Not counting my last phenology post, this will make my fourth post in a row with no photos. Whaaa? Well, between the cold, damp, windy weather this week and the mountains of grad school work to slog through, I just haven’t been outside as much as usual. I’m giving myself a homework assignment to go for a ramble in the woods tomorrow afternoon, but in the meantime let me ruminate on an interesting debate that came up in my class on “environmental education theory and practice.”
We’ve talked a couple times now in that class about the idea that environmental educators wear “two hats” – our education hat, and our advocacy hat – and we have to be careful not to get them mixed up. What this means is that when teaching about environmental issues you have to be careful to present multiple viewpoints rather than advocating one specific way of seeing things to your students. Fine. But at the same time we’re being told that one of the core goals of environmental education is to empower people to practice more environmentally responsible behavior and take action to protect the environment.

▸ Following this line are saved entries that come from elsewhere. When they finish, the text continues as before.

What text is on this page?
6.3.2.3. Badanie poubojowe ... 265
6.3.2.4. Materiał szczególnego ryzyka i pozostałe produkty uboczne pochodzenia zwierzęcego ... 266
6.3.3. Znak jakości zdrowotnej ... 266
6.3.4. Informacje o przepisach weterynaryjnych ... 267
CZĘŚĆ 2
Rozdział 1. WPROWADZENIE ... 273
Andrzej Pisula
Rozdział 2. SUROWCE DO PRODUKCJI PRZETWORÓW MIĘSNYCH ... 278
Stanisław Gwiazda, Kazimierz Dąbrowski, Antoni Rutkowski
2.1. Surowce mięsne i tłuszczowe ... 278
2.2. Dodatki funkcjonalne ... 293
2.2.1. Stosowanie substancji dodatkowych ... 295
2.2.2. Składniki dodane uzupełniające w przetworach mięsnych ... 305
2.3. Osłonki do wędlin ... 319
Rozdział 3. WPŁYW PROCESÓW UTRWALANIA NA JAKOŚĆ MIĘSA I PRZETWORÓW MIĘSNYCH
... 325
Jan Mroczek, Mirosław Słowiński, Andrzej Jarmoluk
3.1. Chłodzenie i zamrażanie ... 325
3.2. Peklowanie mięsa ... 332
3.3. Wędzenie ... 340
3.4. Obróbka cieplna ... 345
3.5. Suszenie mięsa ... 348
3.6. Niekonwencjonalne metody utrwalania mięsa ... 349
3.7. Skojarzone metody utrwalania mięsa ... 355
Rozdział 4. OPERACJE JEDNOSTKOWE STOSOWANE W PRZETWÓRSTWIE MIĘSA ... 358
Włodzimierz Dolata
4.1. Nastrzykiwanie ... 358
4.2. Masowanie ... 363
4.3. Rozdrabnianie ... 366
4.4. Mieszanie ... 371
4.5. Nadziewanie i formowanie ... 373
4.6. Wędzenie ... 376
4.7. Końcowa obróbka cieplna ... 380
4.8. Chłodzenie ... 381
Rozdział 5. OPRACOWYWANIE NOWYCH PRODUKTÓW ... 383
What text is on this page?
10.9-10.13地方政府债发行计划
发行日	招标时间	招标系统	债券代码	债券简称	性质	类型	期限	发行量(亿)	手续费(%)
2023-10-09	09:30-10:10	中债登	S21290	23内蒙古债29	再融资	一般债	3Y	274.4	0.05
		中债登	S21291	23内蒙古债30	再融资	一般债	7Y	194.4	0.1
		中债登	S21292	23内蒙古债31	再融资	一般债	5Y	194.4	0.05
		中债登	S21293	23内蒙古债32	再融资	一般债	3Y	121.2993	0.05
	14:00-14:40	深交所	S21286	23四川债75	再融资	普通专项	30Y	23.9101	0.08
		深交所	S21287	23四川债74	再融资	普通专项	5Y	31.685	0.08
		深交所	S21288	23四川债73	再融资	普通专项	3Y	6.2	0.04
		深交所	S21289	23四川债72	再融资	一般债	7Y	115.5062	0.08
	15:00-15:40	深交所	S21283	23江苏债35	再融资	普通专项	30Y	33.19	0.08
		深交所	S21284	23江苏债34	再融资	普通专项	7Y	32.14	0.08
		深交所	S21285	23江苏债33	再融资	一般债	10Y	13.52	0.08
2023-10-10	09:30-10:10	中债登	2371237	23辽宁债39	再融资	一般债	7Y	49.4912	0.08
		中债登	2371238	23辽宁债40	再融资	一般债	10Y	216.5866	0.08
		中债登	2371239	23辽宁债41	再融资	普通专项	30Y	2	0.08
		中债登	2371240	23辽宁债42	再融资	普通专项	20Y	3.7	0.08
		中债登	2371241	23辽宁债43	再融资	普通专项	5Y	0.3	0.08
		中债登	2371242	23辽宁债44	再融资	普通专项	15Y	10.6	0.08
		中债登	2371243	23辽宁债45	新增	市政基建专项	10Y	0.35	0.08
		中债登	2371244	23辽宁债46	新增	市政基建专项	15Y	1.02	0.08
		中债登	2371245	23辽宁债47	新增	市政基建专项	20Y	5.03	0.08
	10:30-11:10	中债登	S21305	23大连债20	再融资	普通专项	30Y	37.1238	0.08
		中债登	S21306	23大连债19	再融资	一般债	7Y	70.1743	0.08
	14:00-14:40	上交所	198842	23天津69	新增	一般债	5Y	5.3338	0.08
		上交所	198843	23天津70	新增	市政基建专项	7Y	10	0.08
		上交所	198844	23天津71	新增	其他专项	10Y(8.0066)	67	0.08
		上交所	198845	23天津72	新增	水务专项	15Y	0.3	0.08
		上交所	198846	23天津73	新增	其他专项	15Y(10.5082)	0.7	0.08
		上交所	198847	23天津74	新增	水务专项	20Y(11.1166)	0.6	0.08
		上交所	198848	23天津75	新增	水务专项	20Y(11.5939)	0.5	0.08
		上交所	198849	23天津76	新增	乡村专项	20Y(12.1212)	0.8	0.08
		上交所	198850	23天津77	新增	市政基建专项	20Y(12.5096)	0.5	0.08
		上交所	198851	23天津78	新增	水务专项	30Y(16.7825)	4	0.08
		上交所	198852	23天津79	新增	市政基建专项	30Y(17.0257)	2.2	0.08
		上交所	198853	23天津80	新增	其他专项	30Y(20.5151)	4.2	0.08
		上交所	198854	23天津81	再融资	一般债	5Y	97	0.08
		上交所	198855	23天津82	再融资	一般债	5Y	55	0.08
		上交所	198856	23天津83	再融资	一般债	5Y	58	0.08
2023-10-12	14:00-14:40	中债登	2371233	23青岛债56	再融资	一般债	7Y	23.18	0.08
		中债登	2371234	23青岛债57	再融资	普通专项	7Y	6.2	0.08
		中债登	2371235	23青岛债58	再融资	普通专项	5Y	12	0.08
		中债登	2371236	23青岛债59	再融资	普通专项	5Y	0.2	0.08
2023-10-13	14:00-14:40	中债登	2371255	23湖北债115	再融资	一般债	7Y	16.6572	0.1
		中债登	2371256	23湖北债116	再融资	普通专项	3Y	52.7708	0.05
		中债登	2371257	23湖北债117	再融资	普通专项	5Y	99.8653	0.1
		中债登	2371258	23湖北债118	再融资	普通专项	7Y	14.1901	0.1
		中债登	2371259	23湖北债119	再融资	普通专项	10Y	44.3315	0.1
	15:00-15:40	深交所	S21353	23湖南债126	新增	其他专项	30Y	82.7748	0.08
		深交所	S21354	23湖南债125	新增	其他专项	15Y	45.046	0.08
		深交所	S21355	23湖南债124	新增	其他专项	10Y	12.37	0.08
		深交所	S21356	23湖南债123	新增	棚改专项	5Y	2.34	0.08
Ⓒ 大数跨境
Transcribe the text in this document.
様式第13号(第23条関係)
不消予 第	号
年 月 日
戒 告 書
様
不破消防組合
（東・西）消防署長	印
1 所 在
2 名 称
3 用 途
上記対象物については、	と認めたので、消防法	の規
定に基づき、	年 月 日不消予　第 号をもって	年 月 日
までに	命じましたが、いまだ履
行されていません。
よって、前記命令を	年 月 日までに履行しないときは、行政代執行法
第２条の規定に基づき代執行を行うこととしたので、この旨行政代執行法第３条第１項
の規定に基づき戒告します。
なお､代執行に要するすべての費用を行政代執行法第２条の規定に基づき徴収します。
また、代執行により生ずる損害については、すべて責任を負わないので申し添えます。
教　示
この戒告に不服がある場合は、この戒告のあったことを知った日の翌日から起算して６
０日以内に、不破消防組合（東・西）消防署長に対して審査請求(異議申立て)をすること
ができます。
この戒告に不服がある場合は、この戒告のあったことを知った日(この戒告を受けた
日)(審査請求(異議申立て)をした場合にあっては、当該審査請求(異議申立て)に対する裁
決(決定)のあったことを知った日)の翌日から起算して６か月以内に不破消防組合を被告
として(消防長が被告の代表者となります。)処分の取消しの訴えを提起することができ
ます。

Okay, so we can’t be advocates but we want to teach other people to be. Hmm.
I think there is a middle ground here that makes sense – I definitely believe in presenting multiple viewpoints on a controversial issue, and a teacher who requires her students to agree with her and to, say, write letters to a legislator supporting her position is frankly a bad teacher. But at the same time, you do your students a disservice by pretending to be neutral on an issue when you’re not. No one is really objective or neutral, we all have our biases, and it’s surely better to acknowledge them. Sometimes there is a right and a wrong side of an issue, damn it! As the very wise Douglas Adams once said, “All opinions are not equal. Some are a very great deal more robust, sophisticated and well supported in logic and argument than others.”
I guess I just feel that the “two hats” concept is setting up a false dichotomy that’s not helpful in navigating this fine line. Environmental educators ARE environmental advocates. If we weren’t passionate about inspiring people to love and protect the environment, we wouldn’t have gotten into this field in the first place. Does anyone else have a take on this?